By Vivian Moreau
There’s no trail through the bush to the Cheakamus River side
channel where workers are moving debris marooned from a 2003 flood back into
the water. But supervisor Peter Frederiksen of Triton Environmental Consultants
follows sounds of voices and a ratcheting cable puller through the forest to
the four-metre wide Gorbushka side channel to discuss rehabilitation efforts
with two workers.
“Messy channels can be a good thing as long as it’s not too messy,”
Frederickson says about the waters cluttered with logs, tree stumps and clumped
branches.
Triton employee Murray Metcalfe cranks a cable dragging a
two-metre stump into place in the stream as fisheries technician Allen Lewis
watches for snags.
“It’s a relatively slow process but the alternative would be to
walk in here with an excavator… and you can imagine the damage to the riparian
zone (that would cause),” Fredericksen says.
Tributaries of the Cheakamus River, the side channels are being
plumped up to entice returning coho, chum, pink salmon and steelhead to the
area and to provide nurseries for resulting fry and smolts. Part of a recovery
plan designed to help fish numbers rebound from the devastating August, 2005
sodium hydroxide river spill, Canadian National Railways is financing
rehabilitation of spawning side channels that were disturbed by the 2003 high
water flood. Hired by CN to implement the recovery plan that was finalized Aug.
15, Triton staff and contracted fish technicians are building woody debris
refuges for small fish to hide in and around before they migrate to sea.
“Juvenile fish like to have little breaks from higher
velocities of current to hide from predators and a refuge area where they can
sit in slow water and then dart out into fast water to pick up food items that
are drifting by,” Frederiksen says.
Steelhead are more difficult to build rearing grounds for than
coho or chum, preferring faster moving waters, Frederiksen says. The robust
fish may find nearby Mykiss channel, whose velocity can be controlled with a
gate valve, more to their liking.
Drafted by a consortium of First Nations, federal, provincial
and district agencies, with input from environmental and angling groups, the
recovery plan has provisions for both habitat and hatchery enhancements in
order to achieve clear numbers of fish by a certain date. Expected to take 10
years and costing millions of dollars, the efforts are aimed at bringing back
up to 160,000 chinook salmon, 128,000 coho, and 400 steelhead.

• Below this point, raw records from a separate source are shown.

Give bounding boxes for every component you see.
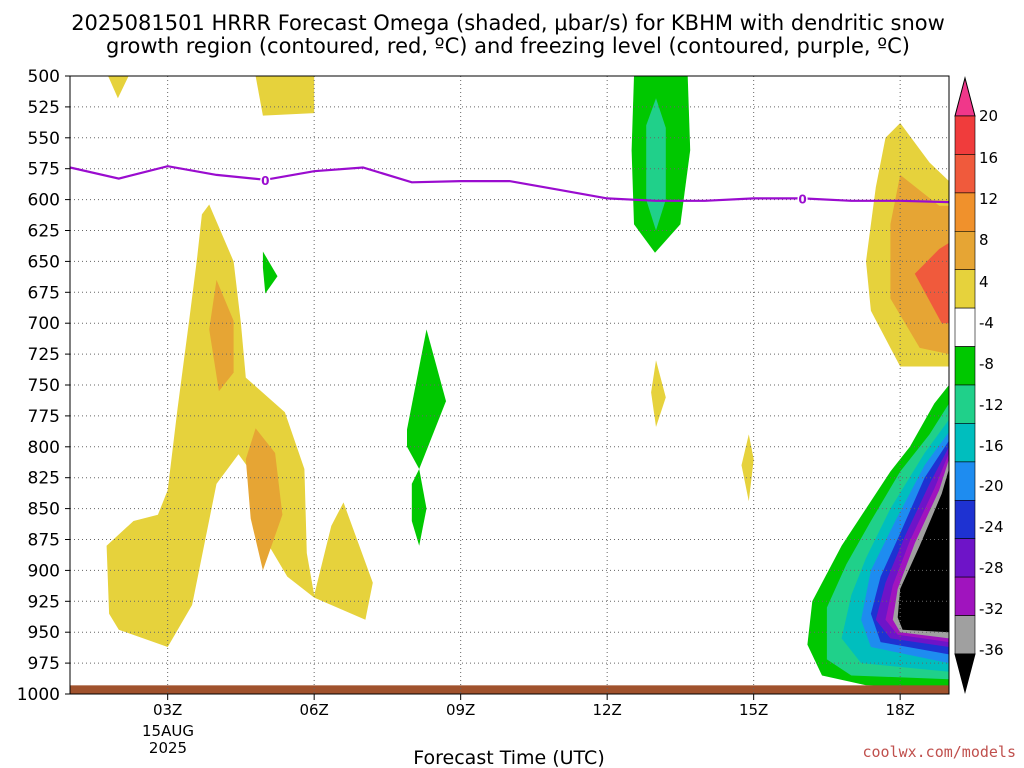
colorbar-label-1: 16 xyxy=(979,149,998,167)
colorbar-label-4: 4 xyxy=(979,273,989,291)
omega-region-9 xyxy=(646,98,666,231)
x-tick-label-15Z: 15Z xyxy=(739,701,768,719)
colorbar-bin-12 xyxy=(954,538,976,578)
y-axis-pressure-ticks: 500 525 550 575 600 625 650 675 700 725 750 775 800 8… xyxy=(17,67,70,705)
y-tick-label-900: 900 xyxy=(28,561,60,581)
omega-region-2 xyxy=(106,204,373,647)
x-tick-label-12Z: 12Z xyxy=(592,701,621,719)
y-tick-label-850: 850 xyxy=(28,500,60,520)
omega-region-14 xyxy=(914,242,949,324)
colorbar-label-5: -4 xyxy=(979,314,994,332)
colorbar-bin-11 xyxy=(954,499,976,539)
colorbar-label-2: 12 xyxy=(979,190,998,208)
y-tick-label-700: 700 xyxy=(28,314,60,334)
y-tick-label-600: 600 xyxy=(28,191,60,211)
colorbar-bin-2 xyxy=(954,154,976,194)
x-tick-label-03Z: 03Z xyxy=(153,701,182,719)
watermark: coolwx.com/models xyxy=(862,743,1016,761)
colorbar-bin-10 xyxy=(954,461,976,501)
y-tick-label-575: 575 xyxy=(28,160,60,180)
x-axis-time-ticks: 03Z 06Z 09Z 12Z 15Z 18Z xyxy=(153,694,915,719)
omega-region-0 xyxy=(108,76,129,99)
y-tick-label-875: 875 xyxy=(28,531,60,551)
chart-title-line-2: growth region (contoured, red, ºC) and f… xyxy=(106,34,910,58)
y-tick-label-625: 625 xyxy=(28,222,60,242)
omega-region-7 xyxy=(411,469,427,546)
grid-lines xyxy=(70,76,949,694)
omega-region-6 xyxy=(407,329,446,469)
colorbar-bin-1 xyxy=(954,115,976,155)
freezing-level-line xyxy=(70,165,949,204)
freezing-level-label-0: 0 xyxy=(261,174,269,188)
y-tick-label-650: 650 xyxy=(28,252,60,272)
y-tick-label-950: 950 xyxy=(28,623,60,643)
colorbar-bin-7 xyxy=(954,346,976,386)
colorbar-label-3: 8 xyxy=(979,231,989,249)
x-tick-label-18Z: 18Z xyxy=(885,701,914,719)
omega-shaded-regions xyxy=(70,76,949,694)
x-axis-label: Forecast Time (UTC) xyxy=(413,747,604,768)
date-label-day: 15AUG xyxy=(142,722,194,740)
colorbar-bin-14 xyxy=(954,615,976,655)
x-tick-label-06Z: 06Z xyxy=(299,701,328,719)
omega-region-1 xyxy=(255,76,315,116)
y-tick-label-675: 675 xyxy=(28,283,60,303)
colorbar-bin-5 xyxy=(954,269,976,309)
y-tick-label-725: 725 xyxy=(28,345,60,365)
y-tick-label-750: 750 xyxy=(28,376,60,396)
colorbar-label-7: -12 xyxy=(979,396,1004,414)
omega-region-10 xyxy=(651,360,666,427)
colorbar-bin-3 xyxy=(954,192,976,232)
surface-band xyxy=(70,685,949,694)
y-tick-label-500: 500 xyxy=(28,67,60,87)
omega-region-11 xyxy=(741,434,754,502)
colorbar-label-9: -20 xyxy=(979,477,1004,495)
chart-title-line-1: 2025081501 HRRR Forecast Omega (shaded, … xyxy=(71,11,945,35)
omega-region-5 xyxy=(262,251,278,294)
colorbar-label-12: -32 xyxy=(979,600,1004,618)
colorbar-label-8: -16 xyxy=(979,437,1004,455)
y-tick-label-975: 975 xyxy=(28,654,60,674)
y-tick-label-1000: 1000 xyxy=(17,685,60,705)
y-tick-label-800: 800 xyxy=(28,438,60,458)
y-tick-label-925: 925 xyxy=(28,592,60,612)
colorbar-bin-13 xyxy=(954,576,976,616)
freezing-level-label-1: 0 xyxy=(798,192,806,206)
colorbar-label-0: 20 xyxy=(979,107,998,125)
omega-region-3 xyxy=(209,279,234,392)
date-label-year: 2025 xyxy=(149,739,187,757)
colorbar-bin-8 xyxy=(954,384,976,424)
y-tick-label-825: 825 xyxy=(28,469,60,489)
omega-region-23 xyxy=(897,469,949,633)
colorbar-label-13: -36 xyxy=(979,641,1004,659)
x-tick-label-09Z: 09Z xyxy=(446,701,475,719)
colorbar-label-6: -8 xyxy=(979,355,994,373)
colorbar-label-10: -24 xyxy=(979,518,1004,536)
colorbar-bottom-triangle xyxy=(954,653,976,694)
omega-region-4 xyxy=(245,428,283,571)
colorbar-bin-9 xyxy=(954,423,976,463)
omega-colorbar: 20 16 12 8 4 -4 -8 -12 -16 -20 -24 -28 -32 -36 xyxy=(954,76,1004,694)
y-tick-label-525: 525 xyxy=(28,98,60,118)
colorbar-label-11: -28 xyxy=(979,559,1004,577)
colorbar-bin-6 xyxy=(954,307,976,347)
y-tick-label-550: 550 xyxy=(28,129,60,149)
freezing-level-layer: 00 xyxy=(70,165,949,208)
colorbar-bin-4 xyxy=(954,231,976,271)
colorbar-top-triangle xyxy=(954,76,976,117)
y-tick-label-775: 775 xyxy=(28,407,60,427)
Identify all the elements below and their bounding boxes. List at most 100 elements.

Targeted numbers
for cutthroat, char, sculpins, lamprey and stickleback are less clear because
of lack of pre-spill inventory data on those species.
Fredericksen supervises a half dozen projects as part of the
Cheakamus recovery plan. Removing a concrete apron underneath Cheekye River
bridge will allow steelhead easier passage, as will clearing out the head of a
dry creekbed at Kilometre 11. His favorite project, Frederiksen says the
Kilometre 11 project will have the most visually dramatic effect. “It has the
most opportunity to create a lot of fish habitat right away.”
About 35,000 steelhead fry are being raised at Fraser Valley
Trout Hatchery in Abbotsford. Culled from eggs of 10 pairs of steelhead, the
hatchery’s manager says the fry are robust.
“They’re happy little campers,” said Dale Larson.
Divided into two groups of equal numbers of three gram and 1.5
gram fry, they need to reach 80 grams before release in May, 2007.
“We’re just having discussions right now as to where in the
Cheakamus to release them,” Larson said. “If it’s for replacement of population
we’ll likely put them upriver so they distribute throughout the whole system,
or another option is to put them in a side channel so they can be monitored as
they go out.”
Original targets for release of smolts had been 20,000. What
will happen to the extra number of smolts is also under discussion.
Pushing back through the forest to the access road from the
Gorbuska side channel, Frederiksen points out three-foot cedar saplings,
pioneer species, he explains. Thirty years ago Gorbushka channel had a
different course and after periodic flooding changed its direction a variety of
vegetation and trees took hold in the exposed area. Cedars and maples take over
as alders that initially sprung up are now nearing the end of their life.
Frederiksen notes how disturbances in nature sometimes have positive spinoffs
and makes the connection to the Cheakamus project.
“It was an unfortunate incident (the CN derailment and spill) but there are a lot of good things resulting in terms of recovery planning, strategies and cooperation between agencies. They all worked very hard to come up with some recovery strategies and targets that we can use to measure recovery.”